Progetto per il futuro. Sul piano politico ciò che fu in gioco in quei 55 giorni della prigionia di Moro, fu che l’Italia potesse avere un suo ruolo specifico per imprimere una svolta positiva alla storia d’Europa e del mondo che stava per uscire dalla guerra fredda verso l’alternativa tra l’avvio di un mondo pacifico e nuovo o la ricaduta nella violenza predatrice del vecchio (ciò che poi in effetti avvenne). Cessò di battere con la liquidazione di Moro il cuore vivo della democrazia italiana, cessò l’ipotesi di una politica capace di grandi disegni e meritevole di grandi dedizioni. È avvilente oggi guardare all’arco di questi quarant’anni, a partire dalle lettere di Moro piene di pensiero e severe giudici del potere, scritte dal buio di una segregazione ma cariche di un progetto di futuro, per giungere fino alle vanterie di un suo lontano successore prive di pensiero e avide di potere, proferite alle luci di un varietà televisivo e distruttrici di ogni progetto utile a rendere possibile un futuro.

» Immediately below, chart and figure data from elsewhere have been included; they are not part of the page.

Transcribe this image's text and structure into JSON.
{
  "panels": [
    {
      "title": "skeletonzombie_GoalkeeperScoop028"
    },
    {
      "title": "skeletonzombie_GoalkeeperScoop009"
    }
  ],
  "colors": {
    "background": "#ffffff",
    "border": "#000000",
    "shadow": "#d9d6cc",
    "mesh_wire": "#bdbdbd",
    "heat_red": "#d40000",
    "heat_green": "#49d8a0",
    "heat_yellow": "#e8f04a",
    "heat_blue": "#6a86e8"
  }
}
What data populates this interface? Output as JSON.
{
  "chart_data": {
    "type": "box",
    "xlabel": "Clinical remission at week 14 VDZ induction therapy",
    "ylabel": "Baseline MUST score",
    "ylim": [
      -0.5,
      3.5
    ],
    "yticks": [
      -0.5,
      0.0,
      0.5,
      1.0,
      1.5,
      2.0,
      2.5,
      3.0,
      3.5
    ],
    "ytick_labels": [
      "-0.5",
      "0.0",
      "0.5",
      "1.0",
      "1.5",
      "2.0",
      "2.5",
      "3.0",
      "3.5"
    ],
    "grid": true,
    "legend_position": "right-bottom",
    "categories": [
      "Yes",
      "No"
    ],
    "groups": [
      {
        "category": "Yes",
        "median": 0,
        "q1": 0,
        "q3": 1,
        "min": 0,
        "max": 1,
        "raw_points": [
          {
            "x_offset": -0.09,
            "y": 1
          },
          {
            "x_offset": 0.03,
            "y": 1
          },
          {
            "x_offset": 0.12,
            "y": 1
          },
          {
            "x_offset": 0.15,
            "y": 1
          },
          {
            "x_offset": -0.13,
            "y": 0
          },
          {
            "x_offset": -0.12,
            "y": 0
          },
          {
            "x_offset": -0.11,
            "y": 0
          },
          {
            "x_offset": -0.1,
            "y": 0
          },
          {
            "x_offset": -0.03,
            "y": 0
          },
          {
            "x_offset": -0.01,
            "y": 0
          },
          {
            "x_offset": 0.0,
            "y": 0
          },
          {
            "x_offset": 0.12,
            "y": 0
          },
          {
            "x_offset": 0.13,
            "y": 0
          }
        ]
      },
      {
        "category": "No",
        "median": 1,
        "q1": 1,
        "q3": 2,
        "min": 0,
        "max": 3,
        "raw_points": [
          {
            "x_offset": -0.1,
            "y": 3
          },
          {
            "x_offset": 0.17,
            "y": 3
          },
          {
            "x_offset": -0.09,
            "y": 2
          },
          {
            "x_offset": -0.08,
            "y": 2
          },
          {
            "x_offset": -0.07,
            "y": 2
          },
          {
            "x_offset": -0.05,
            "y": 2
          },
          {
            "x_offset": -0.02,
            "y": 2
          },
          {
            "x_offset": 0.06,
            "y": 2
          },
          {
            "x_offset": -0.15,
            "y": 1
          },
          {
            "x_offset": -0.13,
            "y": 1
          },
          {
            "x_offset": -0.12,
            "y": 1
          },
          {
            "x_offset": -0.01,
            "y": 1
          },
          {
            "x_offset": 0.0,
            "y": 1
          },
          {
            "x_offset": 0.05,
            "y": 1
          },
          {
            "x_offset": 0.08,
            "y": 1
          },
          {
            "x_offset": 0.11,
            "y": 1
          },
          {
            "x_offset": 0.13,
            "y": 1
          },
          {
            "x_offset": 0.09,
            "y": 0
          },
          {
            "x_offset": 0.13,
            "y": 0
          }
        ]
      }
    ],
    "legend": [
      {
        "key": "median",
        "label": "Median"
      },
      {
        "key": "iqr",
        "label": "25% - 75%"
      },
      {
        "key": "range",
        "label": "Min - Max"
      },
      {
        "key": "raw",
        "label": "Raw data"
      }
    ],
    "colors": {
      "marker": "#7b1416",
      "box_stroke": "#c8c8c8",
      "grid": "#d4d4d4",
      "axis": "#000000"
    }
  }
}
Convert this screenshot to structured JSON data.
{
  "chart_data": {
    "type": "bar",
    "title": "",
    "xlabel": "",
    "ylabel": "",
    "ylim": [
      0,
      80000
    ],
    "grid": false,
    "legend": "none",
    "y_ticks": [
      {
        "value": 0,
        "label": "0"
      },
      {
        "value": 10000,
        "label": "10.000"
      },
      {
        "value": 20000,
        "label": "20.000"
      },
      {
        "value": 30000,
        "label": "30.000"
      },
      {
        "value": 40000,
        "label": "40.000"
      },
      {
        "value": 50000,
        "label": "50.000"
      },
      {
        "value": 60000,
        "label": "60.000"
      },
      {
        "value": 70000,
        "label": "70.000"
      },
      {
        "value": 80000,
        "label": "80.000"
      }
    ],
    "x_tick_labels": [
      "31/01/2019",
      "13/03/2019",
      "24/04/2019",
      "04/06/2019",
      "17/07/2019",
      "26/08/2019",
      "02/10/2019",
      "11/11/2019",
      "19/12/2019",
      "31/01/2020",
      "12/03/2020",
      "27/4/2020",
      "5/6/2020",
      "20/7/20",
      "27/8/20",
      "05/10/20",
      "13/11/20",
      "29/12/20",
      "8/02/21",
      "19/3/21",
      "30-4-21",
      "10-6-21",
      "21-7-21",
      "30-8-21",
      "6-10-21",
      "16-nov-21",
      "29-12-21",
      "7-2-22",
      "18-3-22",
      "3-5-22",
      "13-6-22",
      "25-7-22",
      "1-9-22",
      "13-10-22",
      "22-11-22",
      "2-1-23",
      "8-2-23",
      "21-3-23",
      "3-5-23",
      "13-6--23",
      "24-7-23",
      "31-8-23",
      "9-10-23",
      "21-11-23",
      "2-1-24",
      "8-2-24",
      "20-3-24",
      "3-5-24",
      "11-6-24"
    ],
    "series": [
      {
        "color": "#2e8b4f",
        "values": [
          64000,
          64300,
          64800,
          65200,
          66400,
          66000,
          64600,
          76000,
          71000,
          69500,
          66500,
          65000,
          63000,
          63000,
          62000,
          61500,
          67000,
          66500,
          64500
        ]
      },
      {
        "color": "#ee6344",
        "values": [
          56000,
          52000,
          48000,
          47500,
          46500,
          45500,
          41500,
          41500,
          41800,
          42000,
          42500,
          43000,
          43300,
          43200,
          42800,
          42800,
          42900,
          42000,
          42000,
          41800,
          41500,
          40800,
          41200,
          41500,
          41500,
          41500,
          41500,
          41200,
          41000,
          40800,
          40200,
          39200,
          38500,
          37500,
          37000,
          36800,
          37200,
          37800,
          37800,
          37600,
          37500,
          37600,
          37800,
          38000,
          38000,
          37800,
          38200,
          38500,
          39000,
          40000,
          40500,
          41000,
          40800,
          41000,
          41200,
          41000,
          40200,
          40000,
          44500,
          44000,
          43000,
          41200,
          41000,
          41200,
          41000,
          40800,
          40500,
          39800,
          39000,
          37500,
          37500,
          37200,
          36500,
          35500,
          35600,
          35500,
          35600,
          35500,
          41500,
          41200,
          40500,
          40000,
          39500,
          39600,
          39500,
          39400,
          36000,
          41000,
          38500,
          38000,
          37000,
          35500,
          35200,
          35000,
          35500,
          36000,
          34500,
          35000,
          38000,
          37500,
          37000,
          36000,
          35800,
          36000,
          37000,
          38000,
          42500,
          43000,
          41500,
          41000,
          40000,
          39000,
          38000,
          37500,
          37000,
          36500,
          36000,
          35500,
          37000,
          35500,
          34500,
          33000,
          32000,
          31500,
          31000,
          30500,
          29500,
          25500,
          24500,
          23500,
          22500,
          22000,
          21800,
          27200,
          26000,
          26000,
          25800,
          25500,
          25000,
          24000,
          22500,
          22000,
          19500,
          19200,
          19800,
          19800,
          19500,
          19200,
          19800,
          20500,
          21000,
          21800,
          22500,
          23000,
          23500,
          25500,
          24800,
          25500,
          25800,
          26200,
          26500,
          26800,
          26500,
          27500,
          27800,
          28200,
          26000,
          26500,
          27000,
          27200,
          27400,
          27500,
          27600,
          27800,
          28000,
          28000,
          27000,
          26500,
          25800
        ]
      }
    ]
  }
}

Ideologia del sacrificio. Ma al di là della tragedia politica, ciò che fu in gioco nella vicenda Moro fu la riproposizione della falsa ideologia del sacrificio, veleno e farmaco, su cui fin dall’antico furono fondate culture, istituzioni, ragion di Stato e guerre e che sembrava, con la Pasqua cristiana e con il ripudio costituzionale della violenza e della guerra, licenziata per sempre. Tanto meno essa doveva essere riprodotta in un Paese cattolico governato da un partito cristiano. Invece fu subito abbracciata (senza nemmeno deliberazione del Consiglio dei ministri!) l’idea, detta “fermezza”, che la vita di Moro valesse la salvezza della Repubblica: meglio che tredici brigatisti restassero in carcere (tale era il prezzo dello scambio) piuttosto che fosse fatta salva la vita e la prospettiva politica di Moro; meglio che “un uomo solo muoia per tutto il popolo”, come aveva detto Caifa e come fu di nuovo convenuto allora. Perciò scrisse Moro in una delle sue lettere, cancellate dal potere come “non sue”: “muoio, se così desidera il mio partito, nella pienezza della mia fede cristiana e nell’amore immenso per una famiglia esemplare che io adoro e spero di vigilare dall’alto dei cieli”. E lo stesso Cossiga, ministro dell’Interno del tempo, ammise vent’anni dopo, declinando “per coerenza” l’invito a partecipare in Parlamento a una commemorazione dello statista ucciso, che la decisione politica presa dal governo inevitabilmente avrebbe portato all’uccisione di Aldo Moro, ciò di cui egli era stato “drammaticamente consapevole”.

La pretesa salvifica del sacrificio sta nel concentrare su una vittima, personale o collettiva, isolata dall’insieme sociale, tutta la violenza, in modo che la sua soppressione venga identificata da tutti col venir meno del male sociale di cui essa è considerata colpevole o causa, così che la violenza sia placata e la società ritrovi sicurezza. Ma perché il meccanismo sacrificale funzioni occorre che non sia svelato, che non se ne denunci l’arbitrarietà, che la vittima sia in qualche modo consenziente ammettendo la sua colpa. Ma quando l’innocente grida la sua innocenza e invoca la verità, il meccanismo si rompe. La posta in gioco in quei 55 giorni, largamente complice la stampa, fu il formarsi di questa unanimità di consenso, che trovò il suo ostacolo maggiore proprio nella resistenza della vittima che lottò, non per sé ma per tutti, rivendicando la sua innocenza e mostrando con altissima dottrina una via politica di uscita non violenta dalla crisi.

Così egli ruppe il congegno vittimario e ne impedì l’esaltazione mistificatrice. Il sacrificio infatti non salva nessuno e finisce per perdere gli stessi sacrificatori, come è dimostrato dagli esiti di tutte le guerre e degli altri olocausti. Non a caso dei partiti che furono gli autori delle fermissime scelte di allora non ne è rimasto neppur uno. Se invece è rimasta una memoria che è promessa di vita, è proprio la strenua lezione di Moro, politica e pubblica, che nega il valore salvifico della violenza e rivendica l’inesauribile possibilità della politica e del diritto.